Chapter 1: Hanahori, les soirs de pluie
Hanahori avait ce parfum particulier après la pluie : un mélange de bois humide, de fleurs de prunier et de thé infusé.
Pour les habitants, c’était une odeur familière. Pour Mei, c’était un repère. Même si, parfois, elle avait l’impression de ne pas se souvenir d’avoir déjà senti ce parfum la veille.
Elle marchait lentement dans la rue principale, cartable sur l’épaule, le regard fixé sur les flaques où se reflétaient les lanternes rouges.

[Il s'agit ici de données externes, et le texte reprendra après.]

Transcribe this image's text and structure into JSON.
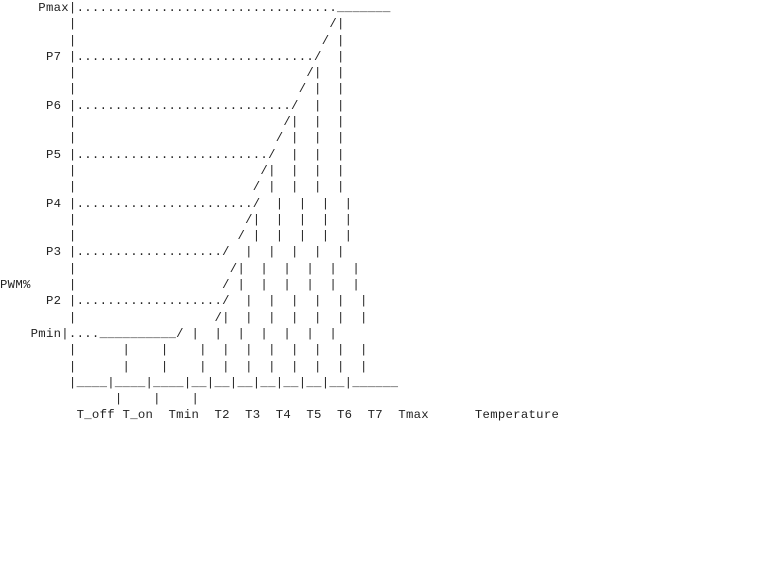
{
  "diagram": {
    "lines": [
      "     Pmax|.................................._______",
      "         |                                 /|",
      "         |                                / |",
      "      P7 |.............................../  |",
      "         |                              /|  |",
      "         |                             / |  |",
      "      P6 |............................/  |  |",
      "         |                           /|  |  |",
      "         |                          / |  |  |",
      "      P5 |........................./  |  |  |",
      "         |                        /|  |  |  |",
      "         |                       / |  |  |  |",
      "      P4 |......................./  |  |  |  |",
      "         |                      /|  |  |  |  |",
      "         |                     / |  |  |  |  |",
      "      P3 |.................../  |  |  |  |  |",
      "         |                    /|  |  |  |  |  |",
      "PWM%     |                   / |  |  |  |  |  |",
      "      P2 |.................../  |  |  |  |  |  |",
      "         |                  /|  |  |  |  |  |  |",
      "    Pmin|....__________/ |  |  |  |  |  |  |",
      "         |      |    |    |  |  |  |  |  |  |  |",
      "         |      |    |    |  |  |  |  |  |  |  |",
      "         |____|____|____|__|__|__|__|__|__|__|______",
      "               |    |    |",
      "          T_off T_on  Tmin  T2  T3  T4  T5  T6  T7  Tmax      Temperature"
    ]
  }
}
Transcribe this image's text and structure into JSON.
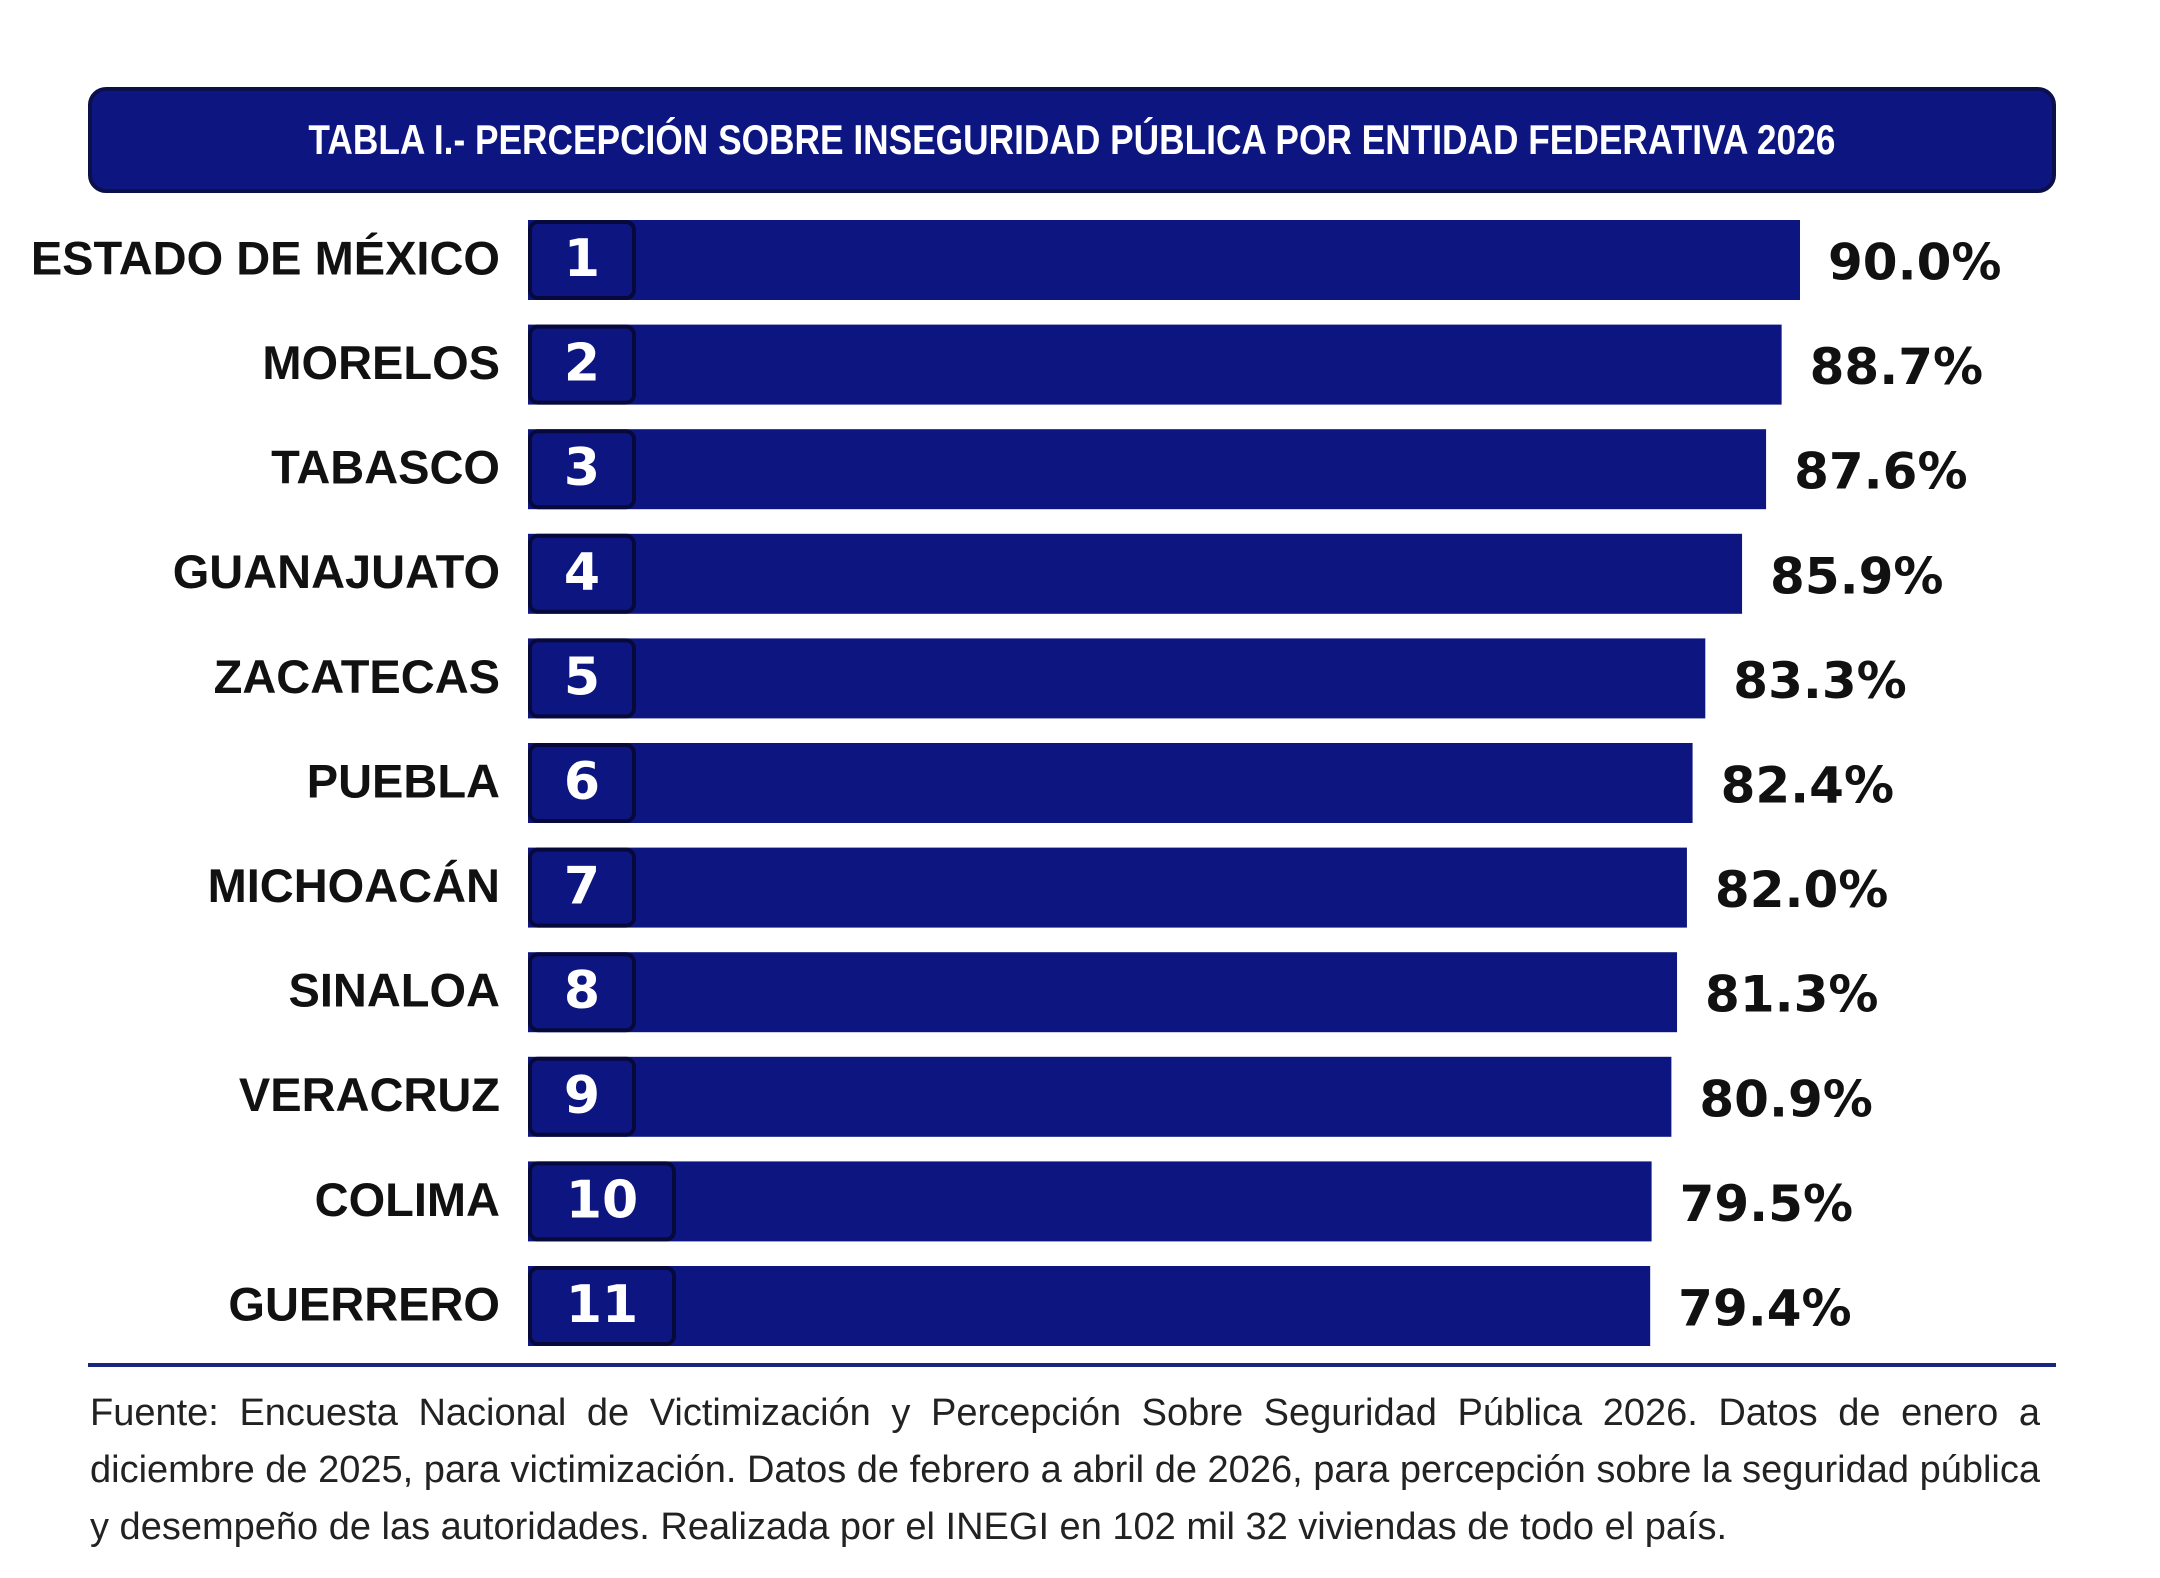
{
  "chart_data": {
    "type": "bar",
    "orientation": "horizontal",
    "title": "TABLA I.- PERCEPCIÓN SOBRE INSEGURIDAD PÚBLICA POR ENTIDAD FEDERATIVA 2026",
    "categories": [
      "ESTADO DE MÉXICO",
      "MORELOS",
      "TABASCO",
      "GUANAJUATO",
      "ZACATECAS",
      "PUEBLA",
      "MICHOACÁN",
      "SINALOA",
      "VERACRUZ",
      "COLIMA",
      "GUERRERO"
    ],
    "ranks": [
      "1",
      "2",
      "3",
      "4",
      "5",
      "6",
      "7",
      "8",
      "9",
      "10",
      "11"
    ],
    "values": [
      90.0,
      88.7,
      87.6,
      85.9,
      83.3,
      82.4,
      82.0,
      81.3,
      80.9,
      79.5,
      79.4
    ],
    "value_labels": [
      "90.0%",
      "88.7%",
      "87.6%",
      "85.9%",
      "83.3%",
      "82.4%",
      "82.0%",
      "81.3%",
      "80.9%",
      "79.5%",
      "79.4%"
    ],
    "xlabel": "",
    "ylabel": "",
    "grid": false,
    "legend": "none",
    "bar_color": "#0d1680"
  },
  "source": "Fuente: Encuesta Nacional de Victimización y Percepción Sobre Seguridad Pública 2026. Datos de enero a diciembre de 2025, para victimización. Datos de febrero a abril de 2026, para percepción sobre la seguridad pública y desempeño de las autoridades. Realizada por el INEGI en 102 mil 32 viviendas de todo el país."
}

Ses cheveux, d’un bleu si sombre qu’ils semblaient noirs sous la lumière tremblante, collaient à ses joues. Ses yeux violets captaient la moindre lueur, comme deux pierres précieuses perdues dans la nuit.
Petite, presque fragile, elle avançait avec cette douceur qui faisait dire à beaucoup qu’elle ressemblait à une poupée. Une poupée vivante, au sourire radieux, qui semblait absorber la lumière autour d’elle pour la renvoyer aux autres.
Mais ce soir-là, elle ne souriait pas.
Le collège avait été bruyant, fatigant. Les professeurs répétaient les mêmes choses, les camarades parlaient trop fort… et elle, elle avait encore eu un trou de mémoire.
Un moment, pendant le cours d’histoire, elle avait levé la main pour répondre… et les mots étaient sortis d’eux-mêmes : une date, un événement, comme si elle l’avait vécu.
Le silence dans la classe avait été lourd. Même le professeur l’avait regardée étrangement.
« Ça arrive, » avait dit Rin, sa meilleure amie, en riant pour détendre l’atmosphère. Mais Mei savait que ce n’était pas normal. Elle parlait parfois de choses dont personne n’avait jamais entendu parler.
Comme si elle vivait dans deux époques à la fois.
Elle passa devant la boutique de thé de la grand-mère Akari.
La vitrine était embuée, mais Mei crut apercevoir une silhouette derrière le rideau. Une forme voûtée, immobile, qui semblait la fixer.
Elle s’arrêta, essuya la vitre du bout des doigts… plus rien.
La boutique était vide.
Elle reprit sa marche.
Chez elle, la lumière était déjà allumée. Son père travaillait tard à Tokyo, sa belle-mère préparait le repas, sa petite sœur Youki riait quelque part dans le salon, et Riko, son petit frère, était probablement devant ses jeux.
C’était un foyer bruyant, chaleureux, mais Mei s’y sentait parfois comme une visiteuse.
Les souvenirs ne restaient pas toujours. Les voix lui semblaient parfois lointaines, comme dans un rêve qu’on oublie au réveil.
Après le dîner, elle monta dans sa chambre.
Une pièce simple : un bureau, une petite étagère, et sur le mur, une photo.
Elle la regarda longtemps. Deux enfants souriants, un garçon aux cheveux sombres et aux yeux rieurs, une fille au sourire éclatant.
Elle connaissait ce garçon. Elle en était sûre. Mais… elle n’arrivait pas à se souvenir de son nom.
Dehors, la pluie avait repris.
En se penchant par la fenêtre, elle crut voir une ombre se glisser au coin de la ruelle. Pas une silhouette humaine. Quelque chose de plus petit, plus rapide.
Quand elle cligna des yeux, il n’y avait plus rien.